Dari sisi lain, ada yang melihat peradaban dari sisi materi semata. Mereka menetapkan peradaban pada perkara yang berhubungan dengan kemewahan hidup dan memberikan kesenangan pada manusia serta kemudahan. Mereka tidak melihat sisi peradaban yang ada dibalik kedalaman hati manusia. Mereka tidak melihat pada keyakinan pemikiran, tidak pula akhlak dan konsep-konsep. Mereka ini berada dalam dua kelompok pendapat, yaitu, Kelompok Pertama: Mendewakan materi. Mereka pengagum “ladaniyah” (tidak beragama, ateis) berpaham Komunis, dan Kapitalis semata. Kelompok Kedua: Kalangan materialism. Sebagaimana dijelaskan dalam buku-bukunya, mereka tidak bermaksud meminimalkan peran akhlak (moral), tapi menetapkan peradaban menurut apa yang tampak semata, tak ada kaitannya sama sekali dengan perilaku manusia.
Sebagaimana uraian panjang lebar dari banyak
definisi tentang peradaban seperti uraian diatas, menunjukkan bahwa pengertian
peradaban bukan sesuatu yang disepakati di antara para pemikir dan intelektual.
Difinisi ini dikembalikan kepada kalimat baru yang muncul kemudian.

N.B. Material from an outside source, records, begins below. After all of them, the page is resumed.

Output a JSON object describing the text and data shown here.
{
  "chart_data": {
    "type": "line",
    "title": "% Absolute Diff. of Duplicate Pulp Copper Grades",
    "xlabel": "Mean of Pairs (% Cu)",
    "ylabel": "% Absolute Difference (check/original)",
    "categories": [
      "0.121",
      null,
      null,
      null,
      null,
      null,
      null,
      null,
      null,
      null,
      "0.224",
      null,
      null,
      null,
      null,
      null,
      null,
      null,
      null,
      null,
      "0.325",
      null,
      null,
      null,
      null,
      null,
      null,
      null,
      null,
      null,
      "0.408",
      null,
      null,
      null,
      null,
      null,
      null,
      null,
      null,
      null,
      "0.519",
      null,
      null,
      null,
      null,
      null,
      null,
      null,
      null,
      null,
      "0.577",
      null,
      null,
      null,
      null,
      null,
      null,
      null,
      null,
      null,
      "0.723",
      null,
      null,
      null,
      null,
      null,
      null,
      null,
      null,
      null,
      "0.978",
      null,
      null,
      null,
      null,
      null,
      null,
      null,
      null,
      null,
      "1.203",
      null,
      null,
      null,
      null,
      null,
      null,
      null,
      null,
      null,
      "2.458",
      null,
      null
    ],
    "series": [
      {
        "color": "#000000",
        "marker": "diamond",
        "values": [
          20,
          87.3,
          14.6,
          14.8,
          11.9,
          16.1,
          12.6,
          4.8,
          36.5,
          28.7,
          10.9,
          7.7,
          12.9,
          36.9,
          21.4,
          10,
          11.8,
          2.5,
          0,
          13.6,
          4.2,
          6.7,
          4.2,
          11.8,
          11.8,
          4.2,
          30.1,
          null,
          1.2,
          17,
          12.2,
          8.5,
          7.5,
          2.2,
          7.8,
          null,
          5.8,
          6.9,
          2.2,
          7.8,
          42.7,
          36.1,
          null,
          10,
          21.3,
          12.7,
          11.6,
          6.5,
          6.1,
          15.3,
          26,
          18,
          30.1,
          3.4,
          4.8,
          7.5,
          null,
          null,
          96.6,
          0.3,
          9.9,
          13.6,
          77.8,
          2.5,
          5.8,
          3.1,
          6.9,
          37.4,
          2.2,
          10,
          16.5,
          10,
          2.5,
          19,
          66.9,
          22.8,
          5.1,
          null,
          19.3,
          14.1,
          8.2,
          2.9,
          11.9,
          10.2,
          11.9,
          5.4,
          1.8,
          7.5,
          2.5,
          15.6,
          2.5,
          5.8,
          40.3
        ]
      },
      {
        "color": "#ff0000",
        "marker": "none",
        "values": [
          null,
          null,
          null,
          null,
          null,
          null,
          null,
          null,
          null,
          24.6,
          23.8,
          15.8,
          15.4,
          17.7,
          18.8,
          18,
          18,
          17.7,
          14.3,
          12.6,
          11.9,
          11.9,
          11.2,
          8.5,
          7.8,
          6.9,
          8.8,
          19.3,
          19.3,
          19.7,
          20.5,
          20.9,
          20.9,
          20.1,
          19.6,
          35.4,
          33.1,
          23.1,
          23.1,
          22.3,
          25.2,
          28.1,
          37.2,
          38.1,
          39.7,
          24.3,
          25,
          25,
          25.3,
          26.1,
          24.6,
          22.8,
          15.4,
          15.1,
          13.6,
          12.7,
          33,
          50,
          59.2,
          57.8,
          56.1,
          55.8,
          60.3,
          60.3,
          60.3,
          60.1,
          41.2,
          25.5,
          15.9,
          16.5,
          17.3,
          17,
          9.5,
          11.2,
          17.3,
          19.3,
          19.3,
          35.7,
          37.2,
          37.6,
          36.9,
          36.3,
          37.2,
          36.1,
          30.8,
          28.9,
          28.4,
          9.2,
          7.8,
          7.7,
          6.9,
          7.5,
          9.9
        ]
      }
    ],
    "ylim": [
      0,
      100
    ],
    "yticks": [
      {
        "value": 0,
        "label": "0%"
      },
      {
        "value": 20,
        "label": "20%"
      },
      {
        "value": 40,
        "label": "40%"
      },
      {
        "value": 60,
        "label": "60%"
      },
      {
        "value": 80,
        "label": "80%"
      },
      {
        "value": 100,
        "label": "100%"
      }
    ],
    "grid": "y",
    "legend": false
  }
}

Definisi
ini juga membawa makna berbeda-beda bagi setiap pemikir. Hal ini disebabkan
karena merujuk pada perbedaan konsep dan ideologi pada setiap lembaga
pendidikan pemikiran manusia. Setiap definisi saling bertentangan atau kadang
saling melengkapi.
P
|
eradaban menurut penulis buku “Sumbangan
Peradaban Islam Pada Dunia” - Prof. Dr. Raghib As-Sirjani, sebagaimana yang ia
tuliskan:
“Peradaban adalah kekuatan manusia untuk mendirikan hubungan yang
seimbang dengan Tuhannya, dengan manusia yang hidup bersama mereka, dengan
lingkungan pertumbuhan dan perkembangan. Mana kala jalinan ini semakin
bertambah erat, peradaban itu makin cemerlang dan menakjubkan. Sebaliknya,
hubungan itu tidak erat, maka hubungannya menjadi lemah, sehingga manusia
menjadi makhluk ciptaan yang patut diwaspadai".
Peradaban itu merupakan hasil interaksi antara
manusia dan Tuhannya dari satu sudut, juga interaksi antara sesama manusia
dengan segala perbedaan derajat dan sifat mereka dari sudut lainnya, interaksi
manusia dengan lingkungan sekitarnya. Jadi, definisi peradaban terjalin dalam
tiga interaksi hubungan tersebut agar menjadi seimbang, yaitu: Manusia, Tuhan,
dan alam sekitarnya.
Dari definisi ini dapat dipahami, terdapat
sekumpulan peradaban dalam satu sisi, bahkan telah menjadi suatu nilai adab
dalam sisi tersebut. Mana kala ada penyimpangan keras, maka akan menyimpang
pula sisi peradaban lainnya.
Manusia yang sanggup mengendalikan benda
sekitarnya, niscaya mendapat ketenangan, memberikan kepuasan, sehingga
menciptakan alat, menemukan peralatan, mengembangkan temuan, menggunakan temuan
itu dengan baik tanpa harus menodai unsur lingkungan seperti pencemaran
dan pengrusakan lingkungan hidup. Itulah manusia yang berperadaban dalam
menjalin tiga pihak sebagaimana telah kami sebutkan dalam definisi tentang
peradaban.
Dari sisi lain, ada yang berbuat baik kepada
anak-anak, orang tua, istri dan tetangga, serta berinteraksi dengan mereka
dalam ruang lingkup akhlak yang tinggi dan nilai-nilai luhur. Itulah manusia
yang berperadaban dalam ruang lingkup ini. Namun dia dianggap berbuat buruk
(tidak berperadaban) jika interaksinya dengan lingkungan sekitarnya
seperti khewan, tanaman, sungai dan
tanah serta udara, seperti, menyakiti khewan, merusak pepohonan, mengotori
sungai dengan membuah sampah dan limbah berbahaya, merusak tanah akibat
penambangan yang semena-mena, mengotori udara dengan menebarkan polusi yang
merusak lapisan ozon dan pernapasan atau kesehatan manusia, dan seterusnya.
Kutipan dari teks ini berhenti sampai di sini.